With the fragmentation of markets and the increasing demand variation, chemical companies can no longer confine themselves to just simple network of dedicated processes. They need to introduce more types of chemicals, as well as integrating flexibility, into the existing process network. Moreover, the shortening of product life span and the escalation of demand and pricing uncertainties require chemical companies to consider their optimization model in a stochastic fashion in addition to the traditional deterministic way. The chemical supply chain optimization of continuous process networks is essential for managing the operation of many chemical processing industries. The inclusion of more chemicals and processes complicate the optimization problem, making it larger and more difficult to solve. The introduction of scenarios further enhances the size and complexity, sometimes making the model unsolvable, due to the explosion in the combinatorics that results from multiple scenarios, products, plants, processes, and prolongation of planning horizons. Hence, it requires the use of decomposition methods to break the problem down, so that it could be solved efficiently and effectively.
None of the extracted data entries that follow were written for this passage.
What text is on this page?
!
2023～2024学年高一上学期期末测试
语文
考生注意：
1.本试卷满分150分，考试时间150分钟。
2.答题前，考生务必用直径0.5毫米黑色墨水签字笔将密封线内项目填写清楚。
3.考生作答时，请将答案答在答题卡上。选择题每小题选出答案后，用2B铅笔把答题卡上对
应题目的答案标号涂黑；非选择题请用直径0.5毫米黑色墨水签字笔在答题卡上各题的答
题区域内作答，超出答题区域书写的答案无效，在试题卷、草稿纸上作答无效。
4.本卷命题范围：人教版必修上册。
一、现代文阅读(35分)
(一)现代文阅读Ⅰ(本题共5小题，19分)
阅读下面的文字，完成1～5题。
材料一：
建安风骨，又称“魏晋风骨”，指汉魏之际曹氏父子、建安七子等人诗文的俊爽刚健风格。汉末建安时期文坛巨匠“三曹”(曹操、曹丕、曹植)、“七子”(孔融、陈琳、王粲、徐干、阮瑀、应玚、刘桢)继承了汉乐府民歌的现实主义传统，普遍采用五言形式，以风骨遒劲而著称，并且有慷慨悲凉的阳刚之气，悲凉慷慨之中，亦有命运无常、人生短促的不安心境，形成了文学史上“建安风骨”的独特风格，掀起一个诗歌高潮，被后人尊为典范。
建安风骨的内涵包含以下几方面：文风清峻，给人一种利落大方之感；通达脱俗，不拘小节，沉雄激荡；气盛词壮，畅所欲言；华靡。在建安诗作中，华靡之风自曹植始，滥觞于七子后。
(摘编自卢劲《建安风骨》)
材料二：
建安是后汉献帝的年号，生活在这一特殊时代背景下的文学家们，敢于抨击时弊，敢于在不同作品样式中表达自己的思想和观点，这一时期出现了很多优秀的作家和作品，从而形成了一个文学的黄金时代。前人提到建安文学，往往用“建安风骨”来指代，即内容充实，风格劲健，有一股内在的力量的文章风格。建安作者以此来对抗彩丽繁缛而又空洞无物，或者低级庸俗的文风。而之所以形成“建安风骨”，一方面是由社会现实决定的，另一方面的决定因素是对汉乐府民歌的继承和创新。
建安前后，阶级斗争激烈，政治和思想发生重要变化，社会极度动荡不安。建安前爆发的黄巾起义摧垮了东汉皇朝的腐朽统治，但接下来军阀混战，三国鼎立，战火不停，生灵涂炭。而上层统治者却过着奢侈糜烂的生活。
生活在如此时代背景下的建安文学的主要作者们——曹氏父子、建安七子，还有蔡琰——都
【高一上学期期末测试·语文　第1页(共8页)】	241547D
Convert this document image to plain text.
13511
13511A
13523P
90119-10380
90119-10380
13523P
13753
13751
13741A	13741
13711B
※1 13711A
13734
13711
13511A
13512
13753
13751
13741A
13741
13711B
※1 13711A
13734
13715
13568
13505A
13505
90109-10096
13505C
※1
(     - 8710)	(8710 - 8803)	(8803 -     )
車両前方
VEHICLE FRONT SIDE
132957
This work expands the continuous flexible process network model proposed by Bok et al. (2000) by incorporating various scenarios into the multiple periods. Combinations of linking constraints between consecutive time periods and/or different scenarios, such as inventory balance, periodic shortfall, production changeover, and intermittent delivery, are relaxed into the objective function through the Lagrangean relaxation method (Fisher, 1985). Lagrangean decomposition (Guignard and Kim, 1987) is applied to the expanded stochastic model as well as the original deterministic model, decomposing them into sets of smaller and simpler subproblems. The Lagrangean multipliers are updated between consecutive iterations using the modified subgradient optimization method (Fumero, 2001). The resulting computational times and solution values from both models for many instances are then presented and compared.